A memo discussing how female hunters like to dress has caught fire for being “offensive” and “out of touch.”

Drew Born of Grand Rapids, MI, traveled to Lansing, MI, to attend a House Natural Resources Committee meeting and testify in support of a bill allowing hunters to wear pink in addition to orange, Detroit Free Press reported.

During the meeting for the bill, Born produced a two-page memo for the members of the committee that has since caused a stir.

Part of the memo read: “Women prefer to always look and feel attractive (even while hunting), having pink as an option can help with any insecurities over what they are wearing, pink is a color that can immediately identify a female, women don’t want to be mistaken for a man, even from a distance or in the woods.”

The memo was met with outrage from at least one lawmaker and several others on social media who found the sentiment to be insulting and sexist, Detroit Free Press reported.


“This has gone from silly to offensive. This memo is so out of touch,” Rep. Jeremy Moss, D-Southfield, said. “I don’t think a bunch of men need to tell women what they should wear to make themselves feel attractive while they’re out in the woods hunting.

“Women across the country realize that men should no longer be speaking for them, not only on their fashion sense, but on more pressing issues in the state,” Moss added. “This borders on the absurd.”

Dozens of people agreed with Moss and took to Twitter to express their – mostly sarcastic – feelings.

“For years men have wondered- what do women rly want? Pay equity? No. Access to healthcare?? Nah... just to feel cute while hunting,” one person said, the news site reported.

Comedian Chelsea Handler also got involved in the conversation by retweeting a picture of the memo with the caption, “Yes, women always love to pink. It’s the only color we love.”

Another on Twitter called the memo, “Straight from the 1950s.”

State Rep.
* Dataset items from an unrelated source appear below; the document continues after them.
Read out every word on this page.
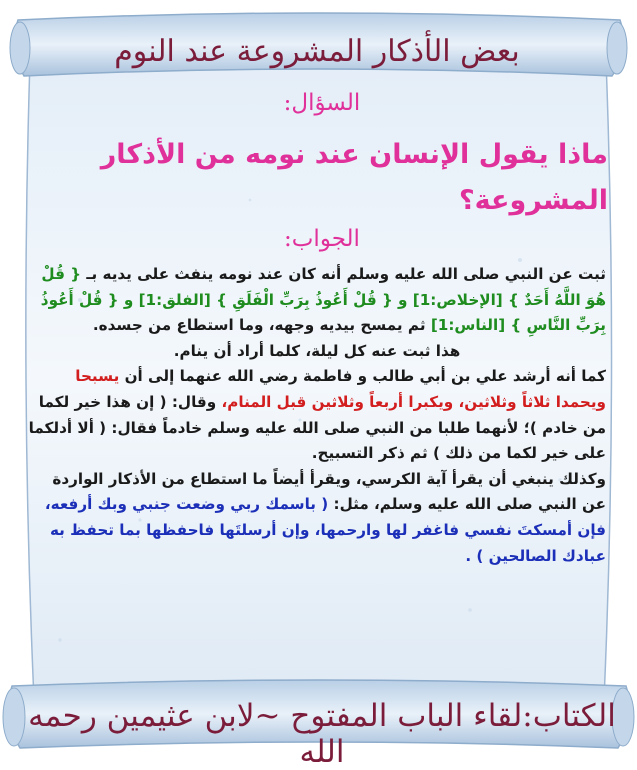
بعض الأذكار المشروعة عند النوم
السؤال:
ماذا يقول الإنسان عند نومه من الأذكار المشروعة؟
الجواب:

ثبت عن النبي صلى الله عليه وسلم أنه كان عند نومه ينفث على يديه بـ { قُلْ هُوَ اللَّهُ أَحَدٌ } [الإخلاص:1] و { قُلْ أَعُوذُ بِرَبِّ الْفَلَقِ } [الفلق:1] و { قُلْ أَعُوذُ بِرَبِّ النَّاسِ } [الناس:1] ثم يمسح بيديه وجهه، وما استطاع من جسده.

هذا ثبت عنه كل ليلة، كلما أراد أن ينام.

كما أنه أرشد علي بن أبي طالب و فاطمة رضي الله عنهما إلى أن يسبحا ويحمدا ثلاثاً وثلاثين، ويكبرا أربعاً وثلاثين قبل المنام، وقال: ( إن هذا خير لكما من خادم )؛ لأنهما طلبا من النبي صلى الله عليه وسلم خادماً فقال: ( ألا أدلكما على خير لكما من ذلك ) ثم ذكر التسبيح.

وكذلك ينبغي أن يقرأ آية الكرسي، ويقرأ أيضاً ما استطاع من الأذكار الواردة عن النبي صلى الله عليه وسلم، مثل: ( باسمك ربي وضعت جنبي وبك أرفعه، فإن أمسكتَ نفسي فاغفر لها وارحمها، وإن أرسلتَها فاحفظها بما تحفظ به عبادك الصالحين ) .

الكتاب:لقاء الباب المفتوح ~لابن عثيمين رحمه الله
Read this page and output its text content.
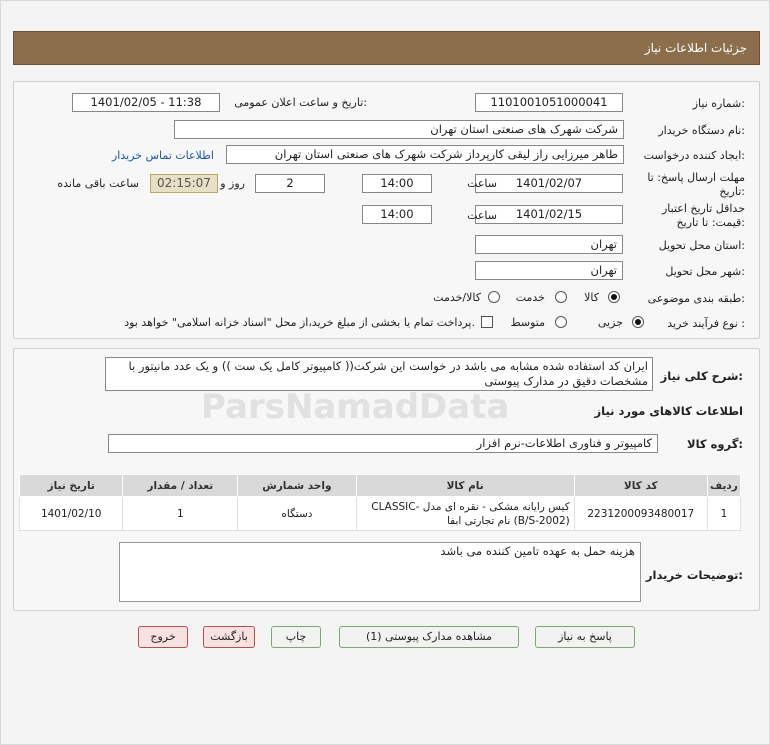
جزئیات اطلاعات نیاز
شماره نیاز:
1101001051000041
تاریخ و ساعت اعلان عمومی:
1401/02/05 - 11:38
نام دستگاه خریدار:
شرکت شهرک های صنعتی استان تهران
ایجاد کننده درخواست:
طاهر میرزایی راز لیقی کارپرداز شرکت شهرک های صنعتی استان تهران
اطلاعات تماس خریدار
مهلت ارسال پاسخ: تا
تاریخ:
1401/02/07
ساعت
14:00
2
روز و
02:15:07
ساعت باقی مانده
حداقل تاریخ اعتبار
قیمت: تا تاریخ:
1401/02/15
ساعت
14:00
استان محل تحویل:
تهران
شهر محل تحویل:
تهران
طبقه بندی موضوعی:
کالا
خدمت
کالا/خدمت
نوع فرآیند خرید :
جزیی
متوسط
پرداخت تمام یا بخشی از مبلغ خرید،از محل "اسناد خزانه اسلامی" خواهد بود.
شرح کلی نیاز:
ایران کد استفاده شده مشابه می باشد در خواست این شرکت(( کامپیوتر کامل یک ست )) و یک عدد مانیتور با مشخصات دقیق در مدارک پیوستی
اطلاعات کالاهای مورد نیاز
گروه کالا:
کامپیوتر و فناوری اطلاعات-نرم افزار
ردیف	کد کالا	نام کالا	واحد شمارش	تعداد / مقدار	تاریخ نیاز
1	2231200093480017	کیس رایانه مشکی - نقره ای مدل CLASSIC-(B/S-2002) نام تجارتی ابفا	دستگاه	1	1401/02/10
توضیحات خریدار:
هزینه حمل به عهده تامین کننده می باشد
ParsNamadData
پاسخ به نیاز
مشاهده مدارک پیوستی (1)
چاپ
بازگشت
خروج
Gary Howell, R-North Branch, and the chairman of the House Natural Resources Committee said of the memo, “I think it’s remarkably irrelevant to what we’re talking about. The only reason we’ve got this bill is for safety.

Though the memo has been attacked on social media, Born stands by it claiming that he only wants to ensure safety and to increase the number of women hunting in Michigan.

“This doesn’t have anything to do with whether this is a politically correct statement,” he said. “The whole reason to choose pink is for people to have a choice. I knew the moment that I phrased it as a women’s recruitment tool, it would be taken wrong.”

“Anything we can do to get women involved in hunting is worth it,” he added.


The idea of “hunter pink” apparel was brought up in a 2016 bill, which passed with the caveat that the Natural Resources Commission would do a study to ensure the color could easily be seen in the woods, even by those who are colorblind. The latter is a point a larger version of the 2018 memo makes, saying “some people are color blind to pink, some to orange, and some to both.”

In September, the Commission ruled that hunters’ must wear at least 50 percent blaze orange, and could wear pink if they wanted.

However, the bill was reintroduced this year in an attempt to give hunters more options.

“There is a lot of red, orange and yellow leaves that could blend into orange and that’s the most persuasive thing I heard,” Howell said. “I could care less who looks attractive or unattractive in whatever color they’re wearing.”

The committee didn’t vote on the bill, but is expected to consider it in the following week.